Todavía no sé qué diablos es un blog. Se parece a escribir en las paredes, sólo que sin paredes, ni restricciones, ni tan siquiera el anonimato del que suele gozar quien escribe un versito obsceno en algún baño. No, al menos, en el caso de quienes tenemos aquí mismo nuestra carota impresa en la pantalla. Hará unos pocos días que una amiga me confesó su deseo secreto de echar a andar un blog, zancadillado por el miedo a desnudarse en él. Que en el fondo es la tentación más grande: escribir confesándose, soltar allí las cosas más privadas, decir lo que uno sólo le diría a un absoluto desconocido en cualquier bar de paso. Incriminarse, a ultranza y sin motivo.

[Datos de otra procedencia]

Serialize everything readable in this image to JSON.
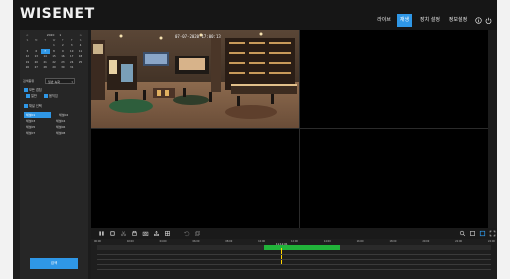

¿Cómo se hace para escribir un blog y aún así preservarse? No tengo la menor idea. En apariencia, el recurso de la ficción sirve para ocultarse y mantenerse a salvo, pero tal ilusión difícilmente dura más allá del tercer párrafo. Puedo ocultar muy bien lo que hice ayer o lo que haré mañana, pero no a los demonios que se agitan detrás de las palabras. Empecé, hace algo más de dos meses, decidido a fundar un espacio independiente de la vida diaria, pero muy pronto me topé con que el animalito padecía una suerte de hambre carnívora que sólo se saciaba con pedazos de mí. Pobre de aquél que crea que se puede escribir impunemente.

Además, nunca está uno solo. Cada día aterrizan los comentarios más inesperados —casi todos lo son, por cierto— y ahí tampoco cabe la impunidad. No puedo responderlos, aun si la tentación llega a ser grande, pues si así fuera acabaría dejando la vida entera aquí. Pero los leo con la voracidad extraña de quien ha cometido una fechoría y regresa al lugar del crimen a ver los resultados de su gracia, y con frecuencia se me quedan bailando entre los pabellones del encéfalo. En ocasiones, cuando no hay comentarios, es el silencio quien alza los brazos, decidido a llamar mi atención.

Quiero insistir: aun sin comprender su naturaleza, intuyo que se trata de un animal, y no dudo que sea el mismo bicho que va tras los asiduos y los hace volver. Es como si nos viéramos a diario en un café, sólo que sin café y, claro, sin mirarnos. De pronto juego a reconocer los estilos mientras tapo los nombres, como los habitués de las cantinas ubican las costumbres de los otros, y ello curiosamente me reconforta, puesto que armar un blog es en el fondo un quehacer solitario que agradece en silencio la compañía. Pero también es una ventana por la cual uno consigue asomarse hacia afuera de los barrotes de la realidad.

Es un quehacer ilógico, el del blog. ¿Qué hago ahora mismo, tres de la madrugada en Rio de Janeiro, a orillas de la cama con el teclado sobre las piernas y una princesa de carne, hueso y alma que rehúsa ser nombrada dormitando a algo más de un metro de distancia? ¿Por qué lo dejo todo, del sueño a los abrazos, por darle de comer a la fiera sin rostro que me apergolla? ¿Debería ir atrás en este par de meses, desnudar a la musa abandonada y arrancarme yo mismo la piel, a ver si el animal nos deja en paz? Pero tampoco quiero que me suelte, ni he de soltarlo yo. Creo, insensatamente, que el vicio de escribir consiste justamente en hacer lo que no se debe, ni se espera, ni se comprende. Uno a veces escribe sólo para saber de qué quiere escribir.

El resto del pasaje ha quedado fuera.